He lay low for a few years, even as his status as a national joke sputtered on. (From a 2005 Newsweek humor column: “North Korea sent shockwaves through the international community today by announcing that it possesses an unreleased Ben Affleck film which it will open wide if the United States does not agree to bilateral talks.”) He got married to actress Jennifer Garner and started a family, avoiding the cameras as best as a tabloid staple can.
In 2006, Affleck played 1950s TV actor George Reeves (“Superman”) in a twisty period drama called “Hollywoodland” and, to the shock of many, got great reviews. The next year, he did something more startling: He directed a movie and didn’t appear in it. “Gone Baby Gone” marked a return to Affleck’s roots both in its Boston settings and in the seriousness with which he approached the drama onscreen and the craft behind it.
It was almost as if he were asking the hometown that had disowned him to take him back. Crucially, Affleck’s choosing not to star in the film took his persona out of the game. It looked like an act of humility, and that was something new in the aggregation of public signage we call Ben Affleck.
With “The Town” (2010), he stepped gingerly back in front of his own cameras while staying within the comfort zone of familiar locations. The strut was gone, and a becoming new wariness informed the playing.

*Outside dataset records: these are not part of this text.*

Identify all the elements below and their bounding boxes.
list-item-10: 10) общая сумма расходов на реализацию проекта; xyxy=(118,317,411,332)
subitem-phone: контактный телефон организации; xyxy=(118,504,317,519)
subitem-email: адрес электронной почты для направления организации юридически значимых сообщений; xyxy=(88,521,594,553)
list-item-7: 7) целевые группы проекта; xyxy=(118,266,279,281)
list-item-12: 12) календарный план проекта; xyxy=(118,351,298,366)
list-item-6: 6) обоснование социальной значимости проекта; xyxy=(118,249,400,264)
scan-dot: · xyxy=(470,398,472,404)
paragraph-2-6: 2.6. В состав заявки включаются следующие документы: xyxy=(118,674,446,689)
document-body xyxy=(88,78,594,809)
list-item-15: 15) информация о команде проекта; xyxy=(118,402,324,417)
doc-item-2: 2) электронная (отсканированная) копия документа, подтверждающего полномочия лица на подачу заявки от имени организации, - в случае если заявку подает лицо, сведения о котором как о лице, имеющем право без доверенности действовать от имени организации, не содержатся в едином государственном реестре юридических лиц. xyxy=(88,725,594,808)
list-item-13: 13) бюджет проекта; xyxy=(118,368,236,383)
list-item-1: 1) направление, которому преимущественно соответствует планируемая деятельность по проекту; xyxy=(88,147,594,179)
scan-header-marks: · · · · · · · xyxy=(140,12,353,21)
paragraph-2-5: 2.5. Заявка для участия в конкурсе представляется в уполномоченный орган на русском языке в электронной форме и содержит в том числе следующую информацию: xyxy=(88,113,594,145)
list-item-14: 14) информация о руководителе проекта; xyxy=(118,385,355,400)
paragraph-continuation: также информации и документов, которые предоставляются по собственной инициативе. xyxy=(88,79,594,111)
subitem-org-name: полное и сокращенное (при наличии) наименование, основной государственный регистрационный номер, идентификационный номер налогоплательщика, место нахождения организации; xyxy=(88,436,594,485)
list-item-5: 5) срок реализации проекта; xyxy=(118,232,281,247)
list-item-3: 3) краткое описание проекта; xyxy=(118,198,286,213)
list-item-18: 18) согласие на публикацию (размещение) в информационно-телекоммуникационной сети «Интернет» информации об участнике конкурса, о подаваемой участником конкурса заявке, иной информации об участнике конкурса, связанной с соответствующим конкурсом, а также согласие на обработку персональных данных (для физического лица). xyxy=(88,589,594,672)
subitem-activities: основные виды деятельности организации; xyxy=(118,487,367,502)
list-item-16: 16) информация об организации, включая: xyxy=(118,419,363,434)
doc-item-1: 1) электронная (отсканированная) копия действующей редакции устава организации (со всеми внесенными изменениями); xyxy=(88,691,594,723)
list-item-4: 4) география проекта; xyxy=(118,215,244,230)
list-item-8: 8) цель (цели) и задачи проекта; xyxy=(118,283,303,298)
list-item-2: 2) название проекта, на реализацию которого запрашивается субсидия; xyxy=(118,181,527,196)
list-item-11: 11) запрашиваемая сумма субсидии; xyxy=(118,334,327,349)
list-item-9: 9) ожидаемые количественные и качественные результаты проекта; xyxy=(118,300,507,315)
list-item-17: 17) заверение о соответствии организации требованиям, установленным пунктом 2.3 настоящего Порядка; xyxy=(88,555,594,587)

And with “Argo,” his third feature film as a director, Affleck bet the farm: an ambitious period epic that embraces revolutionary Iran and 1970s Hollywood, that nimbly combines comedy and classic movie suspense — and that he anchors onscreen not as a swaggering lone-wolf hero but as the leader of a team.
The performance was fine, but it was the directing that sealed the deal. This awards season has been, at long last, Affleck’s moment, and he has accepted it with the sincere and grateful humility of a man who once was toast and who surely recognizes by now the absurd fickleness of fame.
But what makes it all the more satisfying — doubtless for him as well as for us — is that this is much more than an actor’s comeback. It’s a filmmaker’s arrival.